Rénovation urbaine : les élus attendent toujours l’État

Lors de l’inauguration de l’espace Jean-Louis Borloo, les élus locaux représentant différentes collectivités ont a nouveau tancé l’État, en retard selon eux sur le plan de la rénovation urbaine.

Lorsqu’il s’y était rendu le 13 juin 2017, Jean-Louis Borloo avait découvert le local qui porterait son nom, rue des Pierreuses, à l’entrée de la cité de la Noé. Un peu plus de trois ans plus tard, le 1er octobre dernier, l’ancien ministre, notamment délégué à la ville entre 2002 et 2004, et fondateur de l’Agence nationale de rénovation urbaine (Anru), s’est rendu une nouvelle fois à Chanteloup-les-Vignes pour y découvrir le lieu entièrement rénové.

L’espace Jean-Louis Borloo, initialement dédié au lien social comme l’indiquait La Gazette en 2017, sera finalement la Maison du projet de cité éducative, ­lancé en 2016 par les équipes de la maire DVD Catherine Arenou. Si des visuels de la future cité éducative, baptisée Simone Veil, seront présentés au public (voir encadré), le lieu a été une nouvelle fois le réceptacle des griefs des collectivités locales, mairie, communauté urbaine, Département et Région, envers l’État et l’Anru. Ils ont notamment fustigé un manque d’ambition et de moyens de la part de l’État.

« Quand on a commencé à travailler sur la cité éducative, en janvier 2019, […] on allait d’endroit en endroit, on démultipliait les lieux de rencontres, explique la maire chantelouvaise à propos de la destination de l’espace Jean-Louis Borloo. […] Pour penser à la même chose, il faut un lieu ­commun qui est le lieu de personne et de tout le monde. »

Et le nom de Jean-Louis Borloo apparaissait comme une évidence. « Pour progresser il faut savoir prendre des risques et sortir du cadre, Chanteloup s’est construite de cette manière, rappelle-t-elle. Il était donc normal que Chanteloup rende hommage à celui qui incarne le mieux cette façon de faire. »

L’ancien ministre est en effet à l’origine du premier plan de rénovation urbaine qu’a connu la ville en 2005, en période d’émeutes urbaines, et qui s’est achevé en 2015. « C’[était] quoi les émeutes ? C’était juste un cri, on est aussi de la République. Et elles n’ont pas été résolues que par la force publique, insiste Jean-Louis Borloo. […] Ça a été résolu parce que deux ans avant avait été lancé un plan et que les grues de la rénovation urbaine étaient la première main tendue de la République dans ces quartiers. La rénovation urbaine elle s’appuyait déjà à l’époque sur l’internat d’excellence, les zones franches urbaines, les mamans-relais, toute une ­mobilisation. »
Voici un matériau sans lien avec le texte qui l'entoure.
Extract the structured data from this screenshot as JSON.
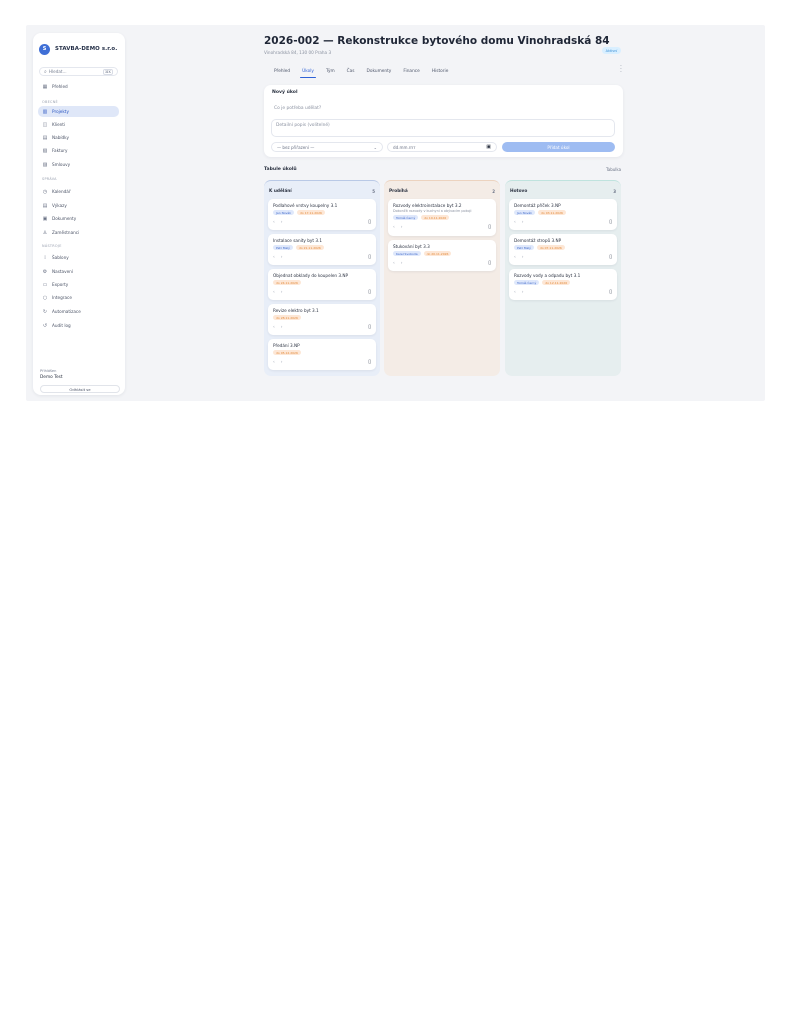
{
  "brand": {
    "logo": "S",
    "name": "STAVBA-DEMO s.r.o."
  },
  "search": {
    "placeholder": "Hledat...",
    "shortcut": "⌘K"
  },
  "sidebar": {
    "top_item": {
      "label": "Přehled",
      "icon": "grid-icon"
    },
    "sections": [
      {
        "label": "OBECNÉ",
        "items": [
          {
            "label": "Projekty",
            "icon": "building-icon",
            "active": true
          },
          {
            "label": "Klienti",
            "icon": "people-icon"
          },
          {
            "label": "Nabídky",
            "icon": "document-icon"
          },
          {
            "label": "Faktury",
            "icon": "invoice-icon"
          },
          {
            "label": "Smlouvy",
            "icon": "contract-icon"
          }
        ]
      },
      {
        "label": "SPRÁVA",
        "items": [
          {
            "label": "Kalendář",
            "icon": "clock-icon"
          },
          {
            "label": "Výkazy",
            "icon": "report-icon"
          },
          {
            "label": "Dokumenty",
            "icon": "calendar-icon"
          },
          {
            "label": "Zaměstnanci",
            "icon": "user-icon"
          }
        ]
      },
      {
        "label": "NÁSTROJE",
        "items": [
          {
            "label": "Šablony",
            "icon": "template-icon"
          },
          {
            "label": "Nastavení",
            "icon": "gear-icon"
          },
          {
            "label": "Exporty",
            "icon": "export-icon"
          },
          {
            "label": "Integrace",
            "icon": "plug-icon"
          },
          {
            "label": "Automatizace",
            "icon": "automation-icon"
          },
          {
            "label": "Audit log",
            "icon": "history-icon"
          }
        ]
      }
    ],
    "user_label": "Přihlášen",
    "user_name": "Demo Test",
    "logout_label": "Odhlásit se"
  },
  "project": {
    "title": "2026-002 — Rekonstrukce bytového domu Vinohradská 84",
    "subtitle": "Vinohradská 84, 130 00 Praha 3",
    "status": "Aktivní"
  },
  "tabs": [
    "Přehled",
    "Úkoly",
    "Tým",
    "Čas",
    "Dokumenty",
    "Finance",
    "Historie"
  ],
  "active_tab": 1,
  "new_task": {
    "heading": "Nový úkol",
    "title_placeholder": "Co je potřeba udělat?",
    "desc_placeholder": "Detailní popis (volitelné)",
    "assignee": "— bez přiřazení —",
    "date": "dd.mm.rrrr",
    "submit": "Přidat úkol"
  },
  "board": {
    "title": "Tabule úkolů",
    "view_label": "Tabulka",
    "columns": [
      {
        "name": "K udělání",
        "count": "5",
        "bg": "#e8eef8",
        "border": "#b9c9e6",
        "cards": [
          {
            "title": "Podlahové vrstvy koupelny 3.1",
            "badges": [
              {
                "t": "Jan Novák",
                "c": "blue"
              },
              {
                "t": "do 17.11.2026",
                "c": "orange"
              }
            ]
          },
          {
            "title": "Instalace sanity byt 3.1",
            "badges": [
              {
                "t": "Petr Malý",
                "c": "blue"
              },
              {
                "t": "do 21.11.2026",
                "c": "orange"
              }
            ]
          },
          {
            "title": "Objednat obklady do koupelen 3.NP",
            "badges": [
              {
                "t": "do 24.11.2026",
                "c": "orange"
              }
            ]
          },
          {
            "title": "Revize elektro byt 3.1",
            "badges": [
              {
                "t": "do 28.11.2026",
                "c": "orange"
              }
            ]
          },
          {
            "title": "Předání 3.NP",
            "badges": [
              {
                "t": "do 05.12.2026",
                "c": "orange"
              }
            ]
          }
        ]
      },
      {
        "name": "Probíhá",
        "count": "2",
        "bg": "#f4ece6",
        "border": "#ecd3bf",
        "cards": [
          {
            "title": "Rozvody elektroinstalace byt 3.2",
            "desc": "Dokončit rozvody v kuchyni a obývacím pokoji",
            "badges": [
              {
                "t": "Tomáš Černý",
                "c": "blue"
              },
              {
                "t": "do 19.11.2026",
                "c": "orange"
              }
            ]
          },
          {
            "title": "Štukování byt 3.3",
            "badges": [
              {
                "t": "Karel Svoboda",
                "c": "blue"
              },
              {
                "t": "do 20.11.2026",
                "c": "orange"
              }
            ]
          }
        ]
      },
      {
        "name": "Hotovo",
        "count": "3",
        "bg": "#e6eeef",
        "border": "#bfe3de",
        "cards": [
          {
            "title": "Demontáž příček 3.NP",
            "badges": [
              {
                "t": "Jan Novák",
                "c": "blue"
              },
              {
                "t": "do 03.11.2026",
                "c": "orange"
              }
            ]
          },
          {
            "title": "Demontáž stropů 3.NP",
            "badges": [
              {
                "t": "Petr Malý",
                "c": "blue"
              },
              {
                "t": "do 07.11.2026",
                "c": "orange"
              }
            ]
          },
          {
            "title": "Rozvody vody a odpadu byt 3.1",
            "badges": [
              {
                "t": "Tomáš Černý",
                "c": "blue"
              },
              {
                "t": "do 12.11.2026",
                "c": "orange"
              }
            ]
          }
        ]
      }
    ]
  }
}
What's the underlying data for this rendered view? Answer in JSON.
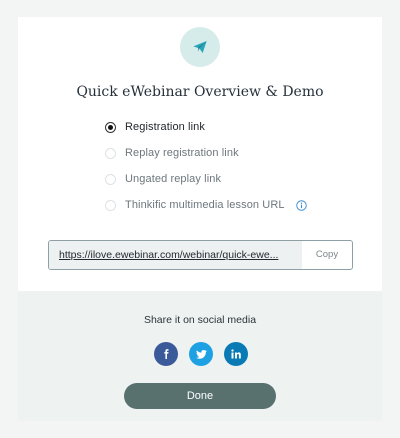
{
  "dialog": {
    "title": "Quick eWebinar Overview & Demo",
    "icon": "paper-plane-icon"
  },
  "options": [
    {
      "label": "Registration link",
      "selected": true
    },
    {
      "label": "Replay registration link",
      "selected": false
    },
    {
      "label": "Ungated replay link",
      "selected": false
    },
    {
      "label": "Thinkific multimedia lesson URL",
      "selected": false,
      "info_icon": "info-icon"
    }
  ],
  "link": {
    "url": "https://ilove.ewebinar.com/webinar/quick-ewe...",
    "copy_label": "Copy"
  },
  "share": {
    "label": "Share it on social media",
    "networks": [
      {
        "name": "facebook",
        "icon": "facebook-icon",
        "color": "#3b5a99"
      },
      {
        "name": "twitter",
        "icon": "twitter-icon",
        "color": "#1da1e2"
      },
      {
        "name": "linkedin",
        "icon": "linkedin-icon",
        "color": "#0a7ab5"
      }
    ]
  },
  "done_label": "Done",
  "colors": {
    "accent": "#58706e",
    "icon_circle": "#d6ecea",
    "icon": "#2aa5b8"
  }
}
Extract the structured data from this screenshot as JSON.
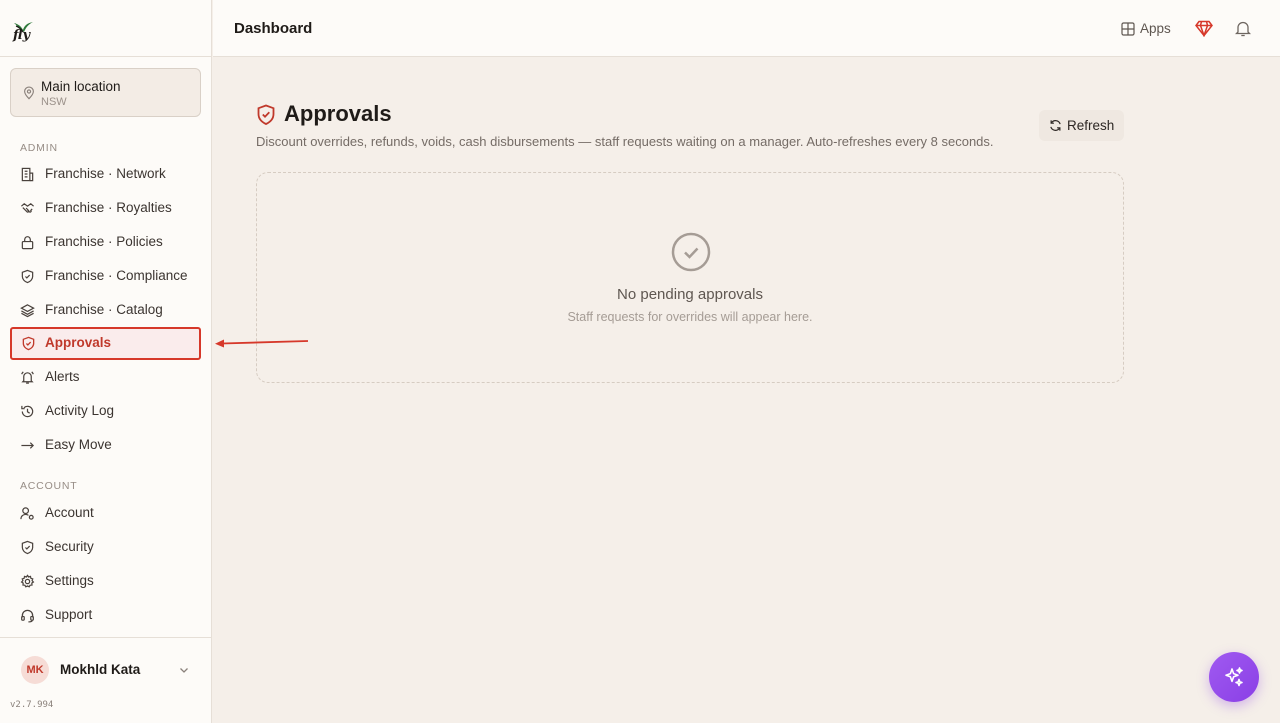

Une mobilisation qui depuis quelques années ferait défaut au niveau des gouvernements successifs. « À la base, l’Anru ce n’était pas une agence d’État, c’était une bande qui se réunissait et qui se disait dans ce quartier, il faut vraiment faire le truc à fond, précise-t-il de sa vision des choses. […] C’était le bureau de confiance. […] Tu arrives à mobiliser huit milliards d’euros par an et puis tout d’un coup, tu ne sais pas pourquoi, les réunions deviennent compliquées, t’as des mecs de Bercy qui viennent aux réunions, qui imposent des normes nouvelles, on ne maintient pas l’effort de manière constante. »

Ce manque d’efforts, les élus présents ce jour-là le déplorent à des degrés divers. « Je serais certainement injuste si je disais que rien n’a été fait, les choses ont été faites, mais jamais la même ambition portée, tance Catherine Arenou. L’ambition actuellement, la volonté, ce sont les territoires qui la portent. »

Le nom de Jean-Louis Borloo apparaissait comme une évidence. « Pour progresser il faut savoir prendre des risques et sortir du cadre, Chanteloup s’est construite de cette manière, rappelle la maire DVD Catherine Arenou. Il était donc normal que Chanteloup rende hommage à celui qui incarne le mieux cette façon de faire. »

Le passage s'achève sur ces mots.